= Kimberly L. Foster =

American mechanical engineer

Kimberly L. Foster (née Passerello, formerly Kimberly L. Turner) is an American mechanical engineer specializing in microelectromechanical systems including stick-slip phenomena, biomimetic adhesives, parametric oscillators, and microsensors. She is dean of science and engineering at Tulane University, where she is also a professor of physics and engineering physics and (by courtesy) of biomedical engineering.

==Education and career==
Foster is originally from Michigan, and studied engineering at Michigan Technological University, where her father Chris Passerello was a faculty member. She graduated in 1994, taking only three years for her degree. Originally planning to become a veterinarian, she continued in engineering after obtaining a National Science Foundation graduate fellowship.

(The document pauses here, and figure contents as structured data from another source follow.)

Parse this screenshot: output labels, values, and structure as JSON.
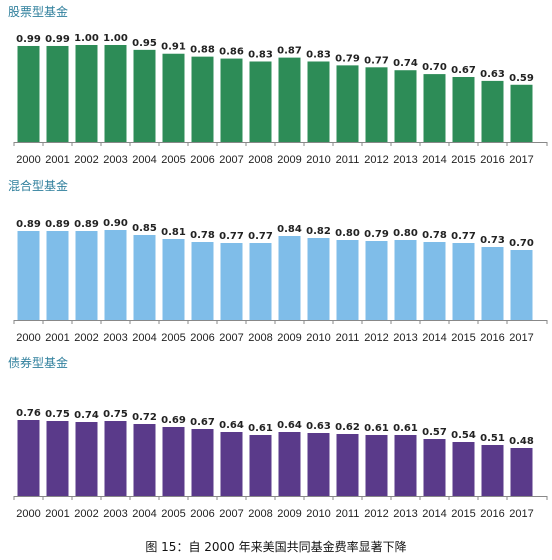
{
  "colors": {
    "equity": "#2d8c57",
    "hybrid": "#7fbde9",
    "bond": "#5a3a8a",
    "title": "#2f7f9c",
    "axis": "#888888"
  },
  "chart_data": [
    {
      "type": "bar",
      "title": "股票型基金",
      "categories": [
        "2000",
        "2001",
        "2002",
        "2003",
        "2004",
        "2005",
        "2006",
        "2007",
        "2008",
        "2009",
        "2010",
        "2011",
        "2012",
        "2013",
        "2014",
        "2015",
        "2016",
        "2017"
      ],
      "values": [
        0.99,
        0.99,
        1.0,
        1.0,
        0.95,
        0.91,
        0.88,
        0.86,
        0.83,
        0.87,
        0.83,
        0.79,
        0.77,
        0.74,
        0.7,
        0.67,
        0.63,
        0.59
      ],
      "value_labels": [
        "0.99",
        "0.99",
        "1.00",
        "1.00",
        "0.95",
        "0.91",
        "0.88",
        "0.86",
        "0.83",
        "0.87",
        "0.83",
        "0.79",
        "0.77",
        "0.74",
        "0.70",
        "0.67",
        "0.63",
        "0.59"
      ],
      "ylim": [
        0,
        1.0
      ],
      "color": "#2d8c57"
    },
    {
      "type": "bar",
      "title": "混合型基金",
      "categories": [
        "2000",
        "2001",
        "2002",
        "2003",
        "2004",
        "2005",
        "2006",
        "2007",
        "2008",
        "2009",
        "2010",
        "2011",
        "2012",
        "2013",
        "2014",
        "2015",
        "2016",
        "2017"
      ],
      "values": [
        0.89,
        0.89,
        0.89,
        0.9,
        0.85,
        0.81,
        0.78,
        0.77,
        0.77,
        0.84,
        0.82,
        0.8,
        0.79,
        0.8,
        0.78,
        0.77,
        0.73,
        0.7
      ],
      "value_labels": [
        "0.89",
        "0.89",
        "0.89",
        "0.90",
        "0.85",
        "0.81",
        "0.78",
        "0.77",
        "0.77",
        "0.84",
        "0.82",
        "0.80",
        "0.79",
        "0.80",
        "0.78",
        "0.77",
        "0.73",
        "0.70"
      ],
      "ylim": [
        0,
        0.9
      ],
      "color": "#7fbde9"
    },
    {
      "type": "bar",
      "title": "债券型基金",
      "categories": [
        "2000",
        "2001",
        "2002",
        "2003",
        "2004",
        "2005",
        "2006",
        "2007",
        "2008",
        "2009",
        "2010",
        "2011",
        "2012",
        "2013",
        "2014",
        "2015",
        "2016",
        "2017"
      ],
      "values": [
        0.76,
        0.75,
        0.74,
        0.75,
        0.72,
        0.69,
        0.67,
        0.64,
        0.61,
        0.64,
        0.63,
        0.62,
        0.61,
        0.61,
        0.57,
        0.54,
        0.51,
        0.48
      ],
      "value_labels": [
        "0.76",
        "0.75",
        "0.74",
        "0.75",
        "0.72",
        "0.69",
        "0.67",
        "0.64",
        "0.61",
        "0.64",
        "0.63",
        "0.62",
        "0.61",
        "0.61",
        "0.57",
        "0.54",
        "0.51",
        "0.48"
      ],
      "ylim": [
        0,
        0.76
      ],
      "color": "#5a3a8a"
    }
  ],
  "caption": "图 15：自 2000 年来美国共同基金费率显著下降"
}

She completed her Ph.D. in 1999 at Cornell University, in theoretical and applied mechanics.

She joined the faculty of the University of California, Santa Barbara in 1999, and served as chair of the department of mechanical engineering there from 2008 to 2013. She moved to Tulane as dean in 2018.

==Recognition==
Foster has received several awards, was named an ASME Fellow in 2014, "for her major contributions in the area of micro-electro-mechanical-systems" and "extensive service to her professional community".

In 2021, Michigan Technological University named Foster to their Mechanical Engineering-Engineering Mechanics Academy.

She's also received the NSF Career award on July of 2018, she was featured as one of the 120 worldwide women of impact.

Foster has won the USCB Academic Senate Distinguished Award for both teaching in 2005 and graduate mentoring in 2013, and recently in January of 202 she was one of 10 women in New Orleans to receive a Women in STEM award by the American Heart Association and Entergy.

She was one of two professors to receive the Deans Hero Award at Tulane University.